Years ago at another company, she once witnessed the ugly scene where the incumbent HR service provider refused to return the data because it was upset it was losing the company’s business. The shared services staff had to take screen shots of 8,000 employees to know which benefits they had enrolled in so they could provide it to the new provider.
Check out the SOC reports
Leopoldi-Nichols says a careful perusal of the SOC reports are a must. “They are a telling report. They evaluate the effect of the controls at the service organization on the user entities’ financial statement assertions,” she explains. But they shine a spotlight over all internal controls.
There are two SOC reports Leopoldi-Nichols suggests every organization study:
- SOC 1. There are two types. Type 1 reports describe the suitability of the design of the controls over a service provider’s system. The Type 2 report describes the operating effectiveness of the controls to achieve stated outcomes in a specified period.

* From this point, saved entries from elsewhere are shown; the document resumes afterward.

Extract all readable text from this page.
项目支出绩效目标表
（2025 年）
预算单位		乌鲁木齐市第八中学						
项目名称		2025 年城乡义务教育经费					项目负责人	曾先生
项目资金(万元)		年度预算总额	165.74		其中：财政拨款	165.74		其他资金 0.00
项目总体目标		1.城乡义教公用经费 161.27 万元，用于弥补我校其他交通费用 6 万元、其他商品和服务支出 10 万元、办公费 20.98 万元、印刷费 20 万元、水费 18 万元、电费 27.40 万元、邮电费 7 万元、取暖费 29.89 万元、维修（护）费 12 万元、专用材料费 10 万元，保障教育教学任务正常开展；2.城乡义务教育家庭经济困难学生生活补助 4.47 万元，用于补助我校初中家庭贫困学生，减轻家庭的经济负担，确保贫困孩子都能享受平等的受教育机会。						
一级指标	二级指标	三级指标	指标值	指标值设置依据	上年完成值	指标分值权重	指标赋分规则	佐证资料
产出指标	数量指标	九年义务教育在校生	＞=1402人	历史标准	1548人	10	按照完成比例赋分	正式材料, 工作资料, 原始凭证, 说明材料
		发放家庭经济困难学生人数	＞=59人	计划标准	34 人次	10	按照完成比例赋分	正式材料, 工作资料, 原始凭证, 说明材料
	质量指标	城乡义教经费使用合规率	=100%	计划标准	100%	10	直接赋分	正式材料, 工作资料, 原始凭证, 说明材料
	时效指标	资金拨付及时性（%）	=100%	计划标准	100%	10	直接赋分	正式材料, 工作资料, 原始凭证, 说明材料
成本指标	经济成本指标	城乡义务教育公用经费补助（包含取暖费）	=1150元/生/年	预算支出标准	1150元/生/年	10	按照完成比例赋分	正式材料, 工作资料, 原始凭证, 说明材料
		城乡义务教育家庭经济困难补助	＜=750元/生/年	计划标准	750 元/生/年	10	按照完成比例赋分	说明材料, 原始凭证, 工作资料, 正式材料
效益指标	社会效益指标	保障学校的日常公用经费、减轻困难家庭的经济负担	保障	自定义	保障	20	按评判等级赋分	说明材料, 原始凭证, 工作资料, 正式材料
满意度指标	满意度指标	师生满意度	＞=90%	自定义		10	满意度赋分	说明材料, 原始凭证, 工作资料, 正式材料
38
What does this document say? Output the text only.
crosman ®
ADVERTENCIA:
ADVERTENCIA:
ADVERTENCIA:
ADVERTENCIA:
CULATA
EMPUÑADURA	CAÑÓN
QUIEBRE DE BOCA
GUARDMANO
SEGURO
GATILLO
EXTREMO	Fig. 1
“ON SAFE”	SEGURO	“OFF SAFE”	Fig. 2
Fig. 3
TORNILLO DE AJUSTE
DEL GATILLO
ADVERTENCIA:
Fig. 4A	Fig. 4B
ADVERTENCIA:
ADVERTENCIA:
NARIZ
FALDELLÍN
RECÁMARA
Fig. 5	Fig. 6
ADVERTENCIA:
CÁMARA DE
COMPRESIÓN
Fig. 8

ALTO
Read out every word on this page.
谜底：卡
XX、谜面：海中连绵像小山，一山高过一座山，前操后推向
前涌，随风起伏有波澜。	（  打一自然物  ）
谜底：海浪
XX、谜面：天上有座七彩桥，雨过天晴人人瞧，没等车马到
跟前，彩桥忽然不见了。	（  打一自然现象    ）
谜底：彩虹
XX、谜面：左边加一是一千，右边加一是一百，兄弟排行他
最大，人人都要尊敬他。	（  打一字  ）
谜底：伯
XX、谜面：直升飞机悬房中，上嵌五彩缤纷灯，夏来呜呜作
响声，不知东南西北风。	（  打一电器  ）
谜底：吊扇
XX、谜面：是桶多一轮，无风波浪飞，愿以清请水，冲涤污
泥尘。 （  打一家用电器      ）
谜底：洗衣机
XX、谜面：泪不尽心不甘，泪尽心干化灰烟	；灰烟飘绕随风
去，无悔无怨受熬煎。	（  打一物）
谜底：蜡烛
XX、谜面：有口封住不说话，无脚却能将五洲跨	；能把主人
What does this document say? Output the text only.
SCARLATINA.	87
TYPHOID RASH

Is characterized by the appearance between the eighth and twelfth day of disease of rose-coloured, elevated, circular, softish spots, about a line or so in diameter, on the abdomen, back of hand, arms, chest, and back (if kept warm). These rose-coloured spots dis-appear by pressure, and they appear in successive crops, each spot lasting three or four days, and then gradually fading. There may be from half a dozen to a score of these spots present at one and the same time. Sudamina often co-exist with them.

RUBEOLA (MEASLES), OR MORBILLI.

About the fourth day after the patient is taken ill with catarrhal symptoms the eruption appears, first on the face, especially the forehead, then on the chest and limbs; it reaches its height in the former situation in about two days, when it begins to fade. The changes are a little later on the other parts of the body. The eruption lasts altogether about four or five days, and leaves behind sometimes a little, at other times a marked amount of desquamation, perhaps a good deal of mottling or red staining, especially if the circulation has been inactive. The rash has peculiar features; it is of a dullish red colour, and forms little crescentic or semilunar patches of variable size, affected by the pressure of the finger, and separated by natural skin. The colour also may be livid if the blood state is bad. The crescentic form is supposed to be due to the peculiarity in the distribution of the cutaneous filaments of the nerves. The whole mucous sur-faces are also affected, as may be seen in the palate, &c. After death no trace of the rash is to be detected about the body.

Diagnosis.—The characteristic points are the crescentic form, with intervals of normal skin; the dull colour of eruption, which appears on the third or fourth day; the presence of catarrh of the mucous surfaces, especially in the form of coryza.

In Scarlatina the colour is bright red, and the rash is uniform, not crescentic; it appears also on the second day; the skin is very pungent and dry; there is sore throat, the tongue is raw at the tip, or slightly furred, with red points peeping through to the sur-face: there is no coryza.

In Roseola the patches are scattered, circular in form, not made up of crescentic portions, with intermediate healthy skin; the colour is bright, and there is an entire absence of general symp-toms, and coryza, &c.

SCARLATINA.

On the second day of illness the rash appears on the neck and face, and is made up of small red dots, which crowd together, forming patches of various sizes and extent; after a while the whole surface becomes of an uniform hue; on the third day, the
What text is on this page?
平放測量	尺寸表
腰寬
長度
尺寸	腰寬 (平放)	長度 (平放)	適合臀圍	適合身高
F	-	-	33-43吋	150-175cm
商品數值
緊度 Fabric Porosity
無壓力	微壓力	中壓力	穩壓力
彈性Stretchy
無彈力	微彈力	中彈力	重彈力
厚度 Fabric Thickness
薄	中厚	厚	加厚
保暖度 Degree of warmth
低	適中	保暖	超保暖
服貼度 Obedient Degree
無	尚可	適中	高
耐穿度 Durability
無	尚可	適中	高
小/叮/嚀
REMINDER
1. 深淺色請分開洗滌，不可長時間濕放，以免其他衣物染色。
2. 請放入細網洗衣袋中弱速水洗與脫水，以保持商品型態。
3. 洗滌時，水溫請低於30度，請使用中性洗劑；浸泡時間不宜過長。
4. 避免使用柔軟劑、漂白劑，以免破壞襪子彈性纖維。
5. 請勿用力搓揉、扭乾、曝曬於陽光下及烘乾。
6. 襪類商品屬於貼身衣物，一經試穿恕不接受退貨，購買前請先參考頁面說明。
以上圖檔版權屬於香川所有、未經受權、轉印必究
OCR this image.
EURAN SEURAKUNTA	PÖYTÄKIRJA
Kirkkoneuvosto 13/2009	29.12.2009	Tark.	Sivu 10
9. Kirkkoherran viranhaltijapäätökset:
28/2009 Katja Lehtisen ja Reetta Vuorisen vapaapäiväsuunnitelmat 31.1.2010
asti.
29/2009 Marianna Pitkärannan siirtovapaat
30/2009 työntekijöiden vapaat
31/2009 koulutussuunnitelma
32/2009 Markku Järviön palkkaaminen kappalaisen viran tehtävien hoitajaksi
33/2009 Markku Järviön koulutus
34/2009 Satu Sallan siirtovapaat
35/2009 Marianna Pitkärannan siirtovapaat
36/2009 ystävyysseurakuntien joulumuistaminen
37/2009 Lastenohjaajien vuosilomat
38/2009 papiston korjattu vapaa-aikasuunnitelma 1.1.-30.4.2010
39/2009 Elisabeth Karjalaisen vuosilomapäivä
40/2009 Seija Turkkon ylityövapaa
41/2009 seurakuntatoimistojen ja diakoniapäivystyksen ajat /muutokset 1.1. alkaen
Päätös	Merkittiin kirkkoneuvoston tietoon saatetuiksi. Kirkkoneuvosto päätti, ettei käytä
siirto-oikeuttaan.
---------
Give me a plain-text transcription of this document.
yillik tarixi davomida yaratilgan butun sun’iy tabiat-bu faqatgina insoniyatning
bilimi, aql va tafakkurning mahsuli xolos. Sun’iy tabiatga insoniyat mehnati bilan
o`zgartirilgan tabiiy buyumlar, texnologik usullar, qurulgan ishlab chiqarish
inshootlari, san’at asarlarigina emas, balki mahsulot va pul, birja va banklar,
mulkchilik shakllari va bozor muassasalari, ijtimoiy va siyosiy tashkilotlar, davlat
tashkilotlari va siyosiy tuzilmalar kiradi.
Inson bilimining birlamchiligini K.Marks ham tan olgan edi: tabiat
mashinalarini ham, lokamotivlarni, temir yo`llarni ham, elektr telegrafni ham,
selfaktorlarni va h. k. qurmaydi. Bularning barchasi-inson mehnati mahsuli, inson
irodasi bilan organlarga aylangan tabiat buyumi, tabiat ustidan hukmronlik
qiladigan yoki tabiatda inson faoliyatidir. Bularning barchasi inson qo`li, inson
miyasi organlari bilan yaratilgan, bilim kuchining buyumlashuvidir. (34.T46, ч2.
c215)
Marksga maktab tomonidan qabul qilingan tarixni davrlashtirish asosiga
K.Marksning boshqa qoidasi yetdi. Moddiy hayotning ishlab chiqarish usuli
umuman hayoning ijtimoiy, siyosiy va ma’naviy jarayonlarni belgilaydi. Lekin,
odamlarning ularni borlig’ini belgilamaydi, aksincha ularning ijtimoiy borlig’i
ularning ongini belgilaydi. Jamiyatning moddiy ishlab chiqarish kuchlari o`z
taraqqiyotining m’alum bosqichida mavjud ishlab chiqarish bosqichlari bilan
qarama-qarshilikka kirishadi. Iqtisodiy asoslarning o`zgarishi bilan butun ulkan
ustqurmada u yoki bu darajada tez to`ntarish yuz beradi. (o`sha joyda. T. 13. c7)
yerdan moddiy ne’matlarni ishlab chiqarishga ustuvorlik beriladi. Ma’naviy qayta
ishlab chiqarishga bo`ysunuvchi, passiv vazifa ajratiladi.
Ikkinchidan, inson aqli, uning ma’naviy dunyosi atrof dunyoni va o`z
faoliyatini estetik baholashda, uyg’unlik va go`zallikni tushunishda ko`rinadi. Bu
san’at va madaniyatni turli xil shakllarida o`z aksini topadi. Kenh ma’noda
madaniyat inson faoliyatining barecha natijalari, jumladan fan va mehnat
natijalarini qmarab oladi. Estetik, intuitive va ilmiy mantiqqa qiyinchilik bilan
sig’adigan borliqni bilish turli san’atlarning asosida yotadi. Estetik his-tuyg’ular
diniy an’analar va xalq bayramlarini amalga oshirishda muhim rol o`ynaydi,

- SOC 2 reports evaluate an organization’s information systems relevant to security, availability, processing integrity, confidentiality and privacy. This report also details all the testing reports.
Granted, these reports are as easy to read as War and Peace. But they are really necessary for internal peace given the risks involved.
P.S. Even though shared services executives are worried about risk, the shared services function is not going away anytime soon. A whopping 86 percent of executives in the Consero Group study found the function “has proven effective as a cost-reduction tool over the last 12 months.”
So the report is a call to service providers to start focusing on mitigating risk. Fix this!